Well, I'd say that's a very English way of dealing with encoded text ;-)
Please note I am saying only that something like this may want to me considered for addition to the documentation, and not to the Python standard library. This example function more closely replicates the logic that is used on those Windows applications when opening ".txt" files. It uses the default locale if there is no BOM:
def autodecode( s ): if s.beginswith( codecs.BOM_UTF8 ): # The byte string s is UTF-8 out = s.decode( "utf8" ) return out[1:] else: return s.decode()
BTW, how do you know that s came from the start of a file and not from slicing some already loaded file somewhere in the middle ?
Well, the same argument could be applied to the UTF-16 decoder know that the string came from the start of a file, and not from slicing some already loaded file? The standard states that:
In the UTF-16 encoding scheme, U+FEFF at the very beginning of a file or stream explicitly signals the byte order.
So it is perfectly permissible to perform this type of processing if you consider a string to be equivalent to a stream.
My interpretation of the specification means that Python should silently remove the character, resulting in a zero length Unicode string.
Hmm, wouldn't it be better to raise an error ? After all, a reversed BOM mark in the stream looks a lot like you're trying to decode a UTF-16 stream assuming the wrong byte order ?!
Well, either one is possible, however the Unicode standard suggests, but does not require, silently removing them:
It is good practice, however, to recognize it as a noncharacter and to take appropriate action, such as removing it from the text. Note that Unicode conformance freely allows the removal of these characters.

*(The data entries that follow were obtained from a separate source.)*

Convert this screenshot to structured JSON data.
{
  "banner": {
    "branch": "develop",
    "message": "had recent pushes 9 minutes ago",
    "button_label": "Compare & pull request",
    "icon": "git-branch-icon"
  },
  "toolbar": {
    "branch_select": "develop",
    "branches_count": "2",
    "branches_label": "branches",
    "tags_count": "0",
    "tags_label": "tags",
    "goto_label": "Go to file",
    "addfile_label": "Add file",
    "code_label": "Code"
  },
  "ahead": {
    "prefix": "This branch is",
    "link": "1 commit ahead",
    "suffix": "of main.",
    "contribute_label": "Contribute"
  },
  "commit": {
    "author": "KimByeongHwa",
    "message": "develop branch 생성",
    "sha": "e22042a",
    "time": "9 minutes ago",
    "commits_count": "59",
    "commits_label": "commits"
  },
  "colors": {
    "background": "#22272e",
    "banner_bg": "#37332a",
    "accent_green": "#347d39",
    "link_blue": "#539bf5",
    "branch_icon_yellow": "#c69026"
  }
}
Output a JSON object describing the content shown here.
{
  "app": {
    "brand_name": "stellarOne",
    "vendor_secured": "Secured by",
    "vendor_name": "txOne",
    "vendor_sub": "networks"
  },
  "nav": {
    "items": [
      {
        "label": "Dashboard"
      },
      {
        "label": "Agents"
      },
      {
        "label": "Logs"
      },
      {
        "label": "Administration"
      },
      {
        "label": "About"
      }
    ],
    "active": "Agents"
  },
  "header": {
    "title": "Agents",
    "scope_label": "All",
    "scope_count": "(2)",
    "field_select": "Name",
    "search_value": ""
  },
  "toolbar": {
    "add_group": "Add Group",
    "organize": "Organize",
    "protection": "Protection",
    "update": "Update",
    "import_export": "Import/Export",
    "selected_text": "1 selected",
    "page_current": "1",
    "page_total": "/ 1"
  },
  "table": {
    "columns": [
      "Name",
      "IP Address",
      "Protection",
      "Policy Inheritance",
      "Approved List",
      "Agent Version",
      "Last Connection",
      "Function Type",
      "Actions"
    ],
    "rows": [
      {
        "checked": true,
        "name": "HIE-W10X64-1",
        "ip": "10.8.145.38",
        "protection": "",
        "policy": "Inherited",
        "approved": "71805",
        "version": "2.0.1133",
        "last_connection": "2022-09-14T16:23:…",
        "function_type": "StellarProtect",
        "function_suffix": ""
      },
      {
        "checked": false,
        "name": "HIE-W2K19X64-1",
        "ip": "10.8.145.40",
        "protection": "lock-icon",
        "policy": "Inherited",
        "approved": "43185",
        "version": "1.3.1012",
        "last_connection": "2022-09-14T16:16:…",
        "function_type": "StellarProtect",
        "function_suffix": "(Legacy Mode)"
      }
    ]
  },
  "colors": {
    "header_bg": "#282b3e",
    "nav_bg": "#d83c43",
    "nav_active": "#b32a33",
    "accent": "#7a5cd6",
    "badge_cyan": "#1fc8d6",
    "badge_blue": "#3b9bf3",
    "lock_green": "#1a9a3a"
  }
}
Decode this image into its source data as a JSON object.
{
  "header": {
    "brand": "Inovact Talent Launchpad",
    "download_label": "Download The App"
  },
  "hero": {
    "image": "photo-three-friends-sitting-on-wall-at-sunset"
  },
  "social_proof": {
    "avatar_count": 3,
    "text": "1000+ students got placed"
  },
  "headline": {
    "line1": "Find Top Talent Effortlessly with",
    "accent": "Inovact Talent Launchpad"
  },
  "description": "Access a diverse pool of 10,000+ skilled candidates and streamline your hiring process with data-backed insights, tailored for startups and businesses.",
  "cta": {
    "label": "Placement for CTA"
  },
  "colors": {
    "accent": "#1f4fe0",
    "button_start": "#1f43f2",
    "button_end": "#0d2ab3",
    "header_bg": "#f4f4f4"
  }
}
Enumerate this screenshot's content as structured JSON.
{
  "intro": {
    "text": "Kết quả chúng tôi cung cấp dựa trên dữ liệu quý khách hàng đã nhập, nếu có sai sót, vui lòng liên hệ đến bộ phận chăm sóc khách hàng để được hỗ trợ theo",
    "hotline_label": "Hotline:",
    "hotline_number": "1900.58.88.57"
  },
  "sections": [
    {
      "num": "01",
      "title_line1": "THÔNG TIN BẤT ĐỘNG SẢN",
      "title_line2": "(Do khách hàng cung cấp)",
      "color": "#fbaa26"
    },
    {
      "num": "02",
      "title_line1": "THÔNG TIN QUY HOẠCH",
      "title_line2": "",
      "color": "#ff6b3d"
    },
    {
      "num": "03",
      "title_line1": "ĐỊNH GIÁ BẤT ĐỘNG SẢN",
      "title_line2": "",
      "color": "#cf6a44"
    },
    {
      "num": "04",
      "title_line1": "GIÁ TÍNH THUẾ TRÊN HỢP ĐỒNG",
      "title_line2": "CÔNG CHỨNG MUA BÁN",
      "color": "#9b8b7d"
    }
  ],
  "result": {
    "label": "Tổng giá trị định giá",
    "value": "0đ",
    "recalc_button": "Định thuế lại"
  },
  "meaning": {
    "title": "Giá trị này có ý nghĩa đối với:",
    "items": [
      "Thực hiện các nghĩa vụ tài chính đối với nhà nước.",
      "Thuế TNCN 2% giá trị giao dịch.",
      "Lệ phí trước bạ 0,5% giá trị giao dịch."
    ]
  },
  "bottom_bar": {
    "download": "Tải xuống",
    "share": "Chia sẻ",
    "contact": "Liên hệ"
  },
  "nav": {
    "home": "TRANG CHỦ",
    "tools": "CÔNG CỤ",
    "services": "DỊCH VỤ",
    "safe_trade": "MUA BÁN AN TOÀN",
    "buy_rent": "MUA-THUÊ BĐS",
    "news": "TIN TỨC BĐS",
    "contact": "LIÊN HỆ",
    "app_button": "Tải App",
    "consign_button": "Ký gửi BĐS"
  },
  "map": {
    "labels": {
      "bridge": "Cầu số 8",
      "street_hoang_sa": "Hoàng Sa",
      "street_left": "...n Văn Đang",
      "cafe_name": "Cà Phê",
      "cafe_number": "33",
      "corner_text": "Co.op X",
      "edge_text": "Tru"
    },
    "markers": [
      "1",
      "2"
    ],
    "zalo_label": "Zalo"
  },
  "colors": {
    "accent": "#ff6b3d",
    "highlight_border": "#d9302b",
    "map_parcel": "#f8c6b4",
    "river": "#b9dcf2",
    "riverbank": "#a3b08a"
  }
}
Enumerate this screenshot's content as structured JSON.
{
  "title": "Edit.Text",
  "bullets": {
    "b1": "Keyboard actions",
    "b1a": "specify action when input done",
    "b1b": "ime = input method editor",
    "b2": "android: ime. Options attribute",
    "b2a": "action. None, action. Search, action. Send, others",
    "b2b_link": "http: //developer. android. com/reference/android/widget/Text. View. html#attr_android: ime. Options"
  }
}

I would prefer silently ignoring them from the str.decode() function, since I believe in "be strict in what you emit, but liberal in what you accept." I think that this only applies to str.decode(). Any other attempt to create non-characters, such as unichr( 0xffff ), *should* raise an exception because clearly the programmer is making a mistake.
Other than that: +1 on fixing this case.